Doing estimates does have drawbacks, however. You need to have buy-in from everyone your team interfaces with, as well, or you risk Deadline Driven Development. If you have solid estimates and the business team gets their hands on them - without explanations from you - you can expect that these features will be promised on some form of timeline. So, you must explain to your stakeholders beforehand that these estimates are only for course correction during the development process, and they’re separate from estimates you will give of when features will be done overall. If this isn’t done, you can lose trust on your team, you will lose trust of the people outside of your team, and morale can drop precipitously.

The other main drawback is simply that providing estimates takes time, which is time you could spend just writing code instead. If you never use the estimates to adjust what you are working on, then putting in the time to do estimates is a pure waste.
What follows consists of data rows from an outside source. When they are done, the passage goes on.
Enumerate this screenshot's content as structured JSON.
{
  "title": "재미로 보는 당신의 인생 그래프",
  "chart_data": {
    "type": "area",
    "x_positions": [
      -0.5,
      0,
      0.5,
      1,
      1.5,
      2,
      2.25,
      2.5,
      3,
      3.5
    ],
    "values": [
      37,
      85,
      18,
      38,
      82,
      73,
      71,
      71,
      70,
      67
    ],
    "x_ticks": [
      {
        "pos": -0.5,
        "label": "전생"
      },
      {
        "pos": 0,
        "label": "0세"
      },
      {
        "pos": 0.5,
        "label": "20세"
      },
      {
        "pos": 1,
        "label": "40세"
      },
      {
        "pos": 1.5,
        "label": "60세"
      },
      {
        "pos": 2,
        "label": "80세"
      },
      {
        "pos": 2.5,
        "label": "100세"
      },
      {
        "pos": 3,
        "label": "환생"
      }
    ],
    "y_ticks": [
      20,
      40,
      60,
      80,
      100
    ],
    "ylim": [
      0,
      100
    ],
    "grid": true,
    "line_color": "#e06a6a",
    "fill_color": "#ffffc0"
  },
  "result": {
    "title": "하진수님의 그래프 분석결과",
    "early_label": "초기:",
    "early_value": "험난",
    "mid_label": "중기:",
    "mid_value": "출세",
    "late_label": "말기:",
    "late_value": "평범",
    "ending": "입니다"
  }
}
However, if you do put in the time to do estimates, you will spend less time coding - but because your team will be able to respond to things immediately, you will still reach your objective more quickly.

An ideal scenario for estimating and using them well looks like this:

  • You are using two-week sprints, within the context of a larger goal (solve problem X)
  • You have daily standups which everyone on your team attends
  • At the beginning of each sprint, you plan what everyone is working on and estimate it to ensure that it’s an appropriate amount of work for one sprint (you may also add “background tasks” to fill time when people are blocked)
  • Every day, you run standups to see what’s at risk of going off the rails and what’s blocking progress so the team can get out in front of it
  • Whenever things look like they might go off the rails, you reassess and adjust course: shrink scope, expand estimate, or remove blockers
  • Throughout the process, everyone outside of the team either cannot see your estimates or understands that they are not deadlines or promises

So go forth and try doing estimates, and see how it goes! It’s challenging, but you can improve at it quickly, and the benefits are really great for doing them, especially in a team environment. You will quickly find that you can anticipate issues more quickly and that you think about risks earlier in the project. Just don’t let your business team make promises based on them!

1 This is why I use clock time for my estimates, rather than story points or t-shirt sizes. When you’re using them to adjust course mid-sprint, you need to be able to quickly tell if you’re going off the rails. That’s much harder with t-shirt sizes, since you need to convert from the size to clock time and then compare your progress - and the sizes don’t correspond to exact clock times, anyway!